Terakhir, bagaimana sebaiknya orang tua dari anak sindrom down menyikapi anaknya tersebut ?

  • Orang tua (suami dan istri) harus siap ketika dokter menyatakan bahwa anaknya menderita sindrom down. Sebagaimana kebanyakan orang tua ketika pertama kali tahu perihal penyakit anaknya yang berat atau disandang seumur hidup, orang tua membutuhkan adaptasi. Sangat mungkin ada rasa sedih, malu, kecewa, menyesal sampai merasa berdosa atas kondisi anaknya tersebut.
  • Setelah melewati fase adaptasi, orang tua hendaknya mencari penjelasan menyeluruh dan utuh perihal anaknya. Dengan begitu orang tua dapat meneruskannya kepada keluarga yang lain dan lingkungannya. Selain itu orang tua dapat melakukan secara dini segala upaya menumbuh kembangkan anaknya secara maksimal.
  • Masalah medis yang penting harus diketahui secara dini adalah ada tidaknya penyakit jantung bawaan pada anak sindrom down. Bila anak mengidap penyakit jantung bawaan, tanyakan pada dokter kapankah pengobatan harus dilakukan. Dokter ketika tahu seorang anak adalah penderita sindrom down, biasanya akan melakukan evaluasi menyeluruh sehingga dari awal sudah diketahui masalah medis yang berat dan perlu ditangani.
  • Bila anak tampak pucat, demam lama atau gampang sakit, pikirkan kecurigaan adanya lekemia. Seperti diketahui anak dengan sindrom down lebih sering terkena lekemia dibanding anak yang lain.
  • Selain penyakit jantung bawaan dan lekemia, anak dengan sidrom down kemungkinan punya banyak kelainan di berbagai organ, sehingga membutuhkan kosultasi dan penanganan dari berbagai dokter ahli seperti dokter ortopedi, ahli mata, THT, gigi-mulut dll.
  • Mengingat kebanyakan anak sindrom down mengalami retardasi mental ringan sampai berat, anak membutuhkan sekolah khusus (SLB) untuk pendidikan lanjutan setelah taman kanak-kanak.

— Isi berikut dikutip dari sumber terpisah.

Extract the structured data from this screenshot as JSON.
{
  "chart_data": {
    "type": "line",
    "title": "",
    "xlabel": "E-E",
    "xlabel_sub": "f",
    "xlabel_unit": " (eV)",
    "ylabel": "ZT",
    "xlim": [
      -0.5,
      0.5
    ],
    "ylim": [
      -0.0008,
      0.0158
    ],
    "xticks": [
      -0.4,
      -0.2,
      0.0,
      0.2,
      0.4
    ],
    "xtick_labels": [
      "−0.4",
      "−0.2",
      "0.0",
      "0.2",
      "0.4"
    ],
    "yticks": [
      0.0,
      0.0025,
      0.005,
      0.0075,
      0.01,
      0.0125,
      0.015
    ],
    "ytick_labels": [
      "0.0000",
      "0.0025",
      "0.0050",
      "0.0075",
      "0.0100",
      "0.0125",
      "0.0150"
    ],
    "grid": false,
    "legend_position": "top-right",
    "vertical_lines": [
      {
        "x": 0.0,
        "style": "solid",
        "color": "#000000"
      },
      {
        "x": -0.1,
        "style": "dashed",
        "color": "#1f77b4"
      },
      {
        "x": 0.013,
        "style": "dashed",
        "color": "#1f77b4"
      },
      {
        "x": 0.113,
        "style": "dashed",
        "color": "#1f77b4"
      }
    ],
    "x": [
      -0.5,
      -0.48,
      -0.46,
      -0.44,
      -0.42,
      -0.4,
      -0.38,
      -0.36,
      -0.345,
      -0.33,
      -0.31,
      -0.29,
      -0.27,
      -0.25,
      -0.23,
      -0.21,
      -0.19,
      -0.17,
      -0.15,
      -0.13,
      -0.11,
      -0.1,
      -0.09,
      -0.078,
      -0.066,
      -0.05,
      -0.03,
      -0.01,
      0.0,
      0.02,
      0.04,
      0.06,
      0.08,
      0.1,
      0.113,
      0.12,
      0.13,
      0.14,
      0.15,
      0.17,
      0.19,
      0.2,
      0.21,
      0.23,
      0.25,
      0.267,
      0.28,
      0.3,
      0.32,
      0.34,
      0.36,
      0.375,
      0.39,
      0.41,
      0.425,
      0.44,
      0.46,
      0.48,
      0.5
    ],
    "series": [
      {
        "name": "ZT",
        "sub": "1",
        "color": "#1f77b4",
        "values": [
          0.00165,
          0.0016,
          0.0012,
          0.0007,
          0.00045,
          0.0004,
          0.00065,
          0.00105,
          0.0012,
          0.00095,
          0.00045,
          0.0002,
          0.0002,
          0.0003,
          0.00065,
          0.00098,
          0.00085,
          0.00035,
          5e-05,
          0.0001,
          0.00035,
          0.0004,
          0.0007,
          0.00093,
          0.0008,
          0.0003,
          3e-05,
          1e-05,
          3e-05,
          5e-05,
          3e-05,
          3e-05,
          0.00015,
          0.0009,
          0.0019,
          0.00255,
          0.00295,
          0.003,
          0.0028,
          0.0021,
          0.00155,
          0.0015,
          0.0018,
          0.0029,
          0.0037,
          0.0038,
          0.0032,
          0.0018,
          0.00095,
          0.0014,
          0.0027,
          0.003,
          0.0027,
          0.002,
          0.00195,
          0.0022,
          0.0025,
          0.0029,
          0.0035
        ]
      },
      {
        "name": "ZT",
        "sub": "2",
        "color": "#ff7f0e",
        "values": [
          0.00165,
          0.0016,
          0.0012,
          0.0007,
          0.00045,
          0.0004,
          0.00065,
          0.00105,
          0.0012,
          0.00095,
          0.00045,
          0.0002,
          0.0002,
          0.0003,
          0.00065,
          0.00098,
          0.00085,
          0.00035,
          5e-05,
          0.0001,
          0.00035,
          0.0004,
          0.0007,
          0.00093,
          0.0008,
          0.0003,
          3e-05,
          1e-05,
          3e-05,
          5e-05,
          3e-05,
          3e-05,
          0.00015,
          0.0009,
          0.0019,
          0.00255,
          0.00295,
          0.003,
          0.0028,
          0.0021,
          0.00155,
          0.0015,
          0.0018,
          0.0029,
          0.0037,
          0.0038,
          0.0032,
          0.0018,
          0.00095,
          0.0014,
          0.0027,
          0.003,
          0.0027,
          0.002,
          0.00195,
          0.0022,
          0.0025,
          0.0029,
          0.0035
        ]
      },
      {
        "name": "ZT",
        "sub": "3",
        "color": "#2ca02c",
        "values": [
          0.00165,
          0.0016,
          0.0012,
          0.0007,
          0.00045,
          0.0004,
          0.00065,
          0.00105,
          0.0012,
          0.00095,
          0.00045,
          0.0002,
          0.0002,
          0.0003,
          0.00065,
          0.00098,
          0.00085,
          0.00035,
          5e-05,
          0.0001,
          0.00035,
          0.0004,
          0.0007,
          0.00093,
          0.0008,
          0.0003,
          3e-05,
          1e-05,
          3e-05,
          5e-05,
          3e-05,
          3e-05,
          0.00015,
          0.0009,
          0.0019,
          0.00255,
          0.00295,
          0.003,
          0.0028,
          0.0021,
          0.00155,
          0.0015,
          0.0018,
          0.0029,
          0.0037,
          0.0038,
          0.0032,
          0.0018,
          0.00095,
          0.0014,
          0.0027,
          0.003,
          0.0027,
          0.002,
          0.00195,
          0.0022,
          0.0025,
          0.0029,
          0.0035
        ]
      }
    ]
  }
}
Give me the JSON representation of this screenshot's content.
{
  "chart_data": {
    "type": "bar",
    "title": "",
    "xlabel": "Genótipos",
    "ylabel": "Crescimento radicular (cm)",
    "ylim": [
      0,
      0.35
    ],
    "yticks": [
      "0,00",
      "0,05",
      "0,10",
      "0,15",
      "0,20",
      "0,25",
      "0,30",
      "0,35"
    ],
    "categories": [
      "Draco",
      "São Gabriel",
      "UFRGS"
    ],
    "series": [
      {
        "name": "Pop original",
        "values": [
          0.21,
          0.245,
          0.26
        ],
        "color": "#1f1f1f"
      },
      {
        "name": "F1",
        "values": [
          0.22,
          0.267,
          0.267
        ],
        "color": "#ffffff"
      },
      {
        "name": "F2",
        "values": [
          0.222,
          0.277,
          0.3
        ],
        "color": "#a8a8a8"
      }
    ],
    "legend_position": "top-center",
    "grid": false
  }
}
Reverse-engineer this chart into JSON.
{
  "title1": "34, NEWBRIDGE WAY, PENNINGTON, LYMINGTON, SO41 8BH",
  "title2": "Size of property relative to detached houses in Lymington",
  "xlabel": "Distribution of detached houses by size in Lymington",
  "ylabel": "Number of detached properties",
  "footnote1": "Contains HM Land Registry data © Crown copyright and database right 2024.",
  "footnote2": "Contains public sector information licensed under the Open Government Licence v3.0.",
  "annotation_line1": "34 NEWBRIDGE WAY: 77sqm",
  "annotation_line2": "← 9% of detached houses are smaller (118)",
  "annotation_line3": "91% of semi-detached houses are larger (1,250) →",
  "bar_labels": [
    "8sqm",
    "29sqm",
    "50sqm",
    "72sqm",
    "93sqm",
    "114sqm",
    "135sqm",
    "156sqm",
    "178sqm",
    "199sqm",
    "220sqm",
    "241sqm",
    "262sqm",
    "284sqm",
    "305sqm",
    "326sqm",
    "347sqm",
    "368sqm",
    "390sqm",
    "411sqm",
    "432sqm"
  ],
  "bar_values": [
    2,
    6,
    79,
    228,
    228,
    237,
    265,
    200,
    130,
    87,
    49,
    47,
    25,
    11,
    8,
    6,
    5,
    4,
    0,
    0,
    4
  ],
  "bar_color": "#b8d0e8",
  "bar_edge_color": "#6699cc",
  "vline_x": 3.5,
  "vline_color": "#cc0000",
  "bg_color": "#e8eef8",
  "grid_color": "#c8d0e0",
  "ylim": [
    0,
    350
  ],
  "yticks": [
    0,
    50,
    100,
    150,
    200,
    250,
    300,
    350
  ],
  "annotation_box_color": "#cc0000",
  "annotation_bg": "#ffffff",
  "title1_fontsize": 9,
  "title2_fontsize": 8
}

  • Anak sindrom down mempunyai potensi tau bakat yang relatif sama dengan anak normal lainnya. Dengan intervensi dini dan melatihnya secara telaten, anak dapat diajarkan berbagai hal antara lain : balet/menari, bermain piano atau alat musik lainnya, melukis, bermain sandiwara, kerajinan tangan dsb.
  • Anak dengan sindrom down harus mendapat perlakuan dan pemenuhan kasih sayang layaknya anak yang lain. Berikan kesempatan yang sama untuk anak bertumbuh dan berkembang. Anak tidak perlu diisolir atau diproteksi berlebihan, anak harus bersosialisasi dengan lingkungannya.
  • Orang tua hendaknya aktif dalam perkumpulan orang tua penderita sindrom down untuk saling bertukar pikiran dan memberikan saran satu dengan yang lainnya. Dengan berkumpul seperti ini, orang tua tidak merasa sendiri dan ini dapat saling menguatkan.